11 de junho de 2013

Europa - o dilema institucional

É vulgar dizer-se que o Tratado de Maastricht representou o primeiro momento de “revolta” das opiniões públicas, face a um processo de construção europeia que, até então, estaria a ter lugar nas suas costas, por acordos intergovernamentais, com escassez de escrutínio legitimador. Esta perceção parece ter sentido e talvez alguma natural justificação pelo facto de ter sido precisamente a partir desse tratado que as instituições comunitárias se aproximaram de áreas temáticas que, no passado, estavam em absoluto, reservadas aos processos nacionais de gestão de soberania.

As dificuldades verificadas em alguns referendos a que a ratificação desse tratado obrigou, bem como o surgimento de uma nova e mais sofisticada cultura de anti-europeísmo nas opiniões públicas de certos Estados, revelaram que as agendas nacionais de interesses e preocupações entravam num processo de alguma divergência. 

O Tratado de Amesterdão, na modéstia substantiva dos seus propósitos, procurou colmatar algumas disfunções que vinham de Maastricht, mas não foi tão longe quanto se pretenderia.

O Tratado de Nice tinha, para alguns, um objetivo bem mais prosaico, disfarçado por detrás de um desejo de aumento de eficácia: operar uma urgente reordenação do poder no seio do processo decisório. De forma não declarada, ele consubstanciava a tentativa de quantos se haviam habituado à preeminência relativamente fácil da sua vontade, na Europa que crescera até quinze membros, de poder garantir que tal capacidade se não perderia num modelo europeu que já se sabia então que viria a ser muito mais alargado. Mas Nice não foi suficiente, como se viu.

A declaração acordada em Laeken suscitou, então, novas questões, unindo, numa estranha ambiguidade de propósitos, quantos, genuinamente, queriam assegurar um impulso mais federalizante ao projeto integrador com aqueles que, numa ambição de diferente matiz, olhavam a Europa na lógica do seu controlo futuro, através de um modelo híbrido de intergovernamentalidade e comunitarização.

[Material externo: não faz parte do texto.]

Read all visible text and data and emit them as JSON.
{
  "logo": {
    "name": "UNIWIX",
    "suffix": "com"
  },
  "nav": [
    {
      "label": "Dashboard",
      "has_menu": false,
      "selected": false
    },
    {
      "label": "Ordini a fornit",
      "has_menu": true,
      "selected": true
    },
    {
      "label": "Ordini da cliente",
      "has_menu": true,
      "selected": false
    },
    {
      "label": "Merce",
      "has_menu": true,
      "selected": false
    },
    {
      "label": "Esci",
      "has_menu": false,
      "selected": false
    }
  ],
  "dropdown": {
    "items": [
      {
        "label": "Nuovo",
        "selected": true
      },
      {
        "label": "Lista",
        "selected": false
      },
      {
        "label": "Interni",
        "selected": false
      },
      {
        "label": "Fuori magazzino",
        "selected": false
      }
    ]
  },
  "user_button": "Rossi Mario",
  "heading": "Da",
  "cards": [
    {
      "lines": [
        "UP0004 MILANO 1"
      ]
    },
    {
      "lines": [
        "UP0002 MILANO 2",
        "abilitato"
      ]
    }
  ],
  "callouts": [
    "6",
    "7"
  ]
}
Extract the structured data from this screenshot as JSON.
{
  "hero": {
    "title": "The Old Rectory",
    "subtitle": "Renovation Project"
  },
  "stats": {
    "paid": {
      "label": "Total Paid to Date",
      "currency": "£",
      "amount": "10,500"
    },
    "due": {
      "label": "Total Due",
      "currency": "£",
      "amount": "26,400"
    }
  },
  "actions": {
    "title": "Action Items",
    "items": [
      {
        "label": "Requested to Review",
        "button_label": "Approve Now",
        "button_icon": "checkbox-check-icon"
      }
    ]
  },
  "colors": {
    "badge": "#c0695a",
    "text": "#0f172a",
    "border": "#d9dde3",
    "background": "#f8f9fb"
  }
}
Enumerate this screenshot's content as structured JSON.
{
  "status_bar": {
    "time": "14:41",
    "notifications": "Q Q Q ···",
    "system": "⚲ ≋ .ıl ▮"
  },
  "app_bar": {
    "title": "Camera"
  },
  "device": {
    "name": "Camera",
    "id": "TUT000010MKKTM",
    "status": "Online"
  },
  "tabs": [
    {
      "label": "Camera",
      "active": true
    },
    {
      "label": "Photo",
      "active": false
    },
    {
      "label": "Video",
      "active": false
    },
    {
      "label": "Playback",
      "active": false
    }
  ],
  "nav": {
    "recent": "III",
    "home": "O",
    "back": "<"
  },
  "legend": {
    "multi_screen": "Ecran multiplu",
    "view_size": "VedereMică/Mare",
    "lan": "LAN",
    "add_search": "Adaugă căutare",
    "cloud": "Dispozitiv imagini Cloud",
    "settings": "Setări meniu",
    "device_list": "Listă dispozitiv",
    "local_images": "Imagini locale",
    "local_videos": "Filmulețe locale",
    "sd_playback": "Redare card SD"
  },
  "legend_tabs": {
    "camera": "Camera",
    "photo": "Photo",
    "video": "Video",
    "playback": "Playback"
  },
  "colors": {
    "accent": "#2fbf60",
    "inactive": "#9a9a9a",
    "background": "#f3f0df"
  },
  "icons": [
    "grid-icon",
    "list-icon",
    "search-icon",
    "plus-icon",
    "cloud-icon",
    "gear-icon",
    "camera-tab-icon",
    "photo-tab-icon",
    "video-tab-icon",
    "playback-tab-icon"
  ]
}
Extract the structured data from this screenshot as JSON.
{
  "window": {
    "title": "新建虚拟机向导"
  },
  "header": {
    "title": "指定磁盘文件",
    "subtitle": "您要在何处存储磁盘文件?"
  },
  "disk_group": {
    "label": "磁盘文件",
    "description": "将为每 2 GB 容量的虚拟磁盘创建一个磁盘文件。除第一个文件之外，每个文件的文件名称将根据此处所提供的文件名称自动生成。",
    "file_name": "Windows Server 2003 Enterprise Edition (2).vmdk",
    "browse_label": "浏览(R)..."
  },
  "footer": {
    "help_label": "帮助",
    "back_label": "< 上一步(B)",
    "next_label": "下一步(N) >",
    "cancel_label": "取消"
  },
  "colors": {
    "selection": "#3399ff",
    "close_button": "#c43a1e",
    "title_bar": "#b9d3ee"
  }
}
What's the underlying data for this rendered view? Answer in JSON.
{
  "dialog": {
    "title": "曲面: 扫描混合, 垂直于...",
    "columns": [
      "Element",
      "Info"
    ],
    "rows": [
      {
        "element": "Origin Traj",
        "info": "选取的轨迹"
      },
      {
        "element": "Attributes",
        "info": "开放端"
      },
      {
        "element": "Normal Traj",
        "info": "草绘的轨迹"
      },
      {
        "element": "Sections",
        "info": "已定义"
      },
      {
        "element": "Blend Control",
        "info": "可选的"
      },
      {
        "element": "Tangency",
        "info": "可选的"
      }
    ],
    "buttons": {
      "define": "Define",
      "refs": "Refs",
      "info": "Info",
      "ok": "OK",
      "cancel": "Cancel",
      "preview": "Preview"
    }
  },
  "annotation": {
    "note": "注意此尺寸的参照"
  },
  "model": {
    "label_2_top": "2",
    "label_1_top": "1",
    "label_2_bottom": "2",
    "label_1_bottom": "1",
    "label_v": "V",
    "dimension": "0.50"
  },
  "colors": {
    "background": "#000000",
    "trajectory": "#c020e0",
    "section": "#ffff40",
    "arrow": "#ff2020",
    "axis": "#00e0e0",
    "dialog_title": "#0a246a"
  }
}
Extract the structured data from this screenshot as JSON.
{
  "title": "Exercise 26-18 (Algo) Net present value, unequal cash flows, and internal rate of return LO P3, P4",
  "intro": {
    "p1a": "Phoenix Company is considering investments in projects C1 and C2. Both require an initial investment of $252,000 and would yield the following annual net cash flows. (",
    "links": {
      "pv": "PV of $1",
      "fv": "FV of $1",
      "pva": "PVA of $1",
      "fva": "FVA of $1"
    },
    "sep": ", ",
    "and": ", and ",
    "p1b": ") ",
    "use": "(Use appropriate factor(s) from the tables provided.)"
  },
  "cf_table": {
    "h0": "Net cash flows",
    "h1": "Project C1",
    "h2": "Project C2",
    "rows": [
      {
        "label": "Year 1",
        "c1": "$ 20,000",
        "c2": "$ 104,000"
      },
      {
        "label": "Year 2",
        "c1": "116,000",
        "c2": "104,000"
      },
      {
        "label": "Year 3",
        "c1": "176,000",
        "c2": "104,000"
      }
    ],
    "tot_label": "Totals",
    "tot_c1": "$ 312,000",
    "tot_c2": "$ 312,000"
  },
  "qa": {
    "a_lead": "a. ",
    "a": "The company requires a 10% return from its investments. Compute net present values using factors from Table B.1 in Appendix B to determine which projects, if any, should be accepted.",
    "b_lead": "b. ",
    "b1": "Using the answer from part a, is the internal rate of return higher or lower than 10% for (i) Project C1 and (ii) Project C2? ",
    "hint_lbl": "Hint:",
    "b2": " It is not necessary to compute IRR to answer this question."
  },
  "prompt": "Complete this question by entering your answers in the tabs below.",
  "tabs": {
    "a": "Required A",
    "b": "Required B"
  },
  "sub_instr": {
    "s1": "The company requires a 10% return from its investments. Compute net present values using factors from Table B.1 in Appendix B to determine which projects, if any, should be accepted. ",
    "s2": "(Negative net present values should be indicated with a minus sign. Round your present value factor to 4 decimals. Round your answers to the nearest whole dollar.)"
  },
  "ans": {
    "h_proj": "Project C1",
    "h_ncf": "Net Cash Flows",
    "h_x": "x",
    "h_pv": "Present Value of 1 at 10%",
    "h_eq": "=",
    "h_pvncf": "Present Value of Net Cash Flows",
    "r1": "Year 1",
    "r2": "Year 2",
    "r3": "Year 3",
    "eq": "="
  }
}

Do “Tratado Constitucional”...

A Convenção para o Futuro da Europa, dotada de um processo de produção de consensos mais do que discutível, foi a “mãe” de todos os equívocos que marcaram, a partir de então, o projeto europeu. Com ela se pretendeu criar um ambiente propício à aceitação futura, em todos os Estados, do novo “Tratado Constitucional” que resultaria desse exercício, através do envolvimento, a montante das ratificações, de representantes dos parlamentos nacionais e europeu, bem como de outros atores suscetíveis de facilitarem esse acolhimento. O projeto consagrava, contudo, pela primeira vez, uma subliminar expropriação dos poderes tradicionais da Comissão Europeia, única entidade à volta de cujo reforço de poder poderia, um dia, surgir uma Europa de matriz federal.

Ao conferir ao peso demográfico um papel muito relevante no processo decisório, o “Tratado Constitucional” operava, contudo, um corte epistemológico com a filosofia que tinha conduzido até então a Europa. A “décrochage” entre os maiores Estados e o brutal agravamento das diferenças de relevância de todos os outros induzia um inédito potencial de tensões e suscitava, de um momento para o outro, novas dúvidas e incertezas, a que as opiniões públicas não podiam doravante ser alheias.
 
A conjugação de vários e díspares fatores, em que o que ficou dito não deixou igualmente de ponderar, levou à rejeição do projeto de “Tratado Constitucional” pela França e pelos Países Baixos, quando o processo de ratificações ainda estava em curso, levando ao seu abandono formal.

... ao Tratado de Lisboa

Mas os seus promotores não desistiram e logo enveredaram por uma apressada retificação semântica, aliada a alguma cosmética substantiva destinada a contentar setores potencialmente relutantes, dando origem àquilo que veio a chamar-se o Tratado de Lisboa. A capital portuguesa, com laivos de duvidosa glória, ficou assim ligada a uma espécie de genérico do falecido “Tratado Constitucional”, o qual contém no seu seio todos os desequilíbrios interinstitucionais que este último já pretendia consagrar.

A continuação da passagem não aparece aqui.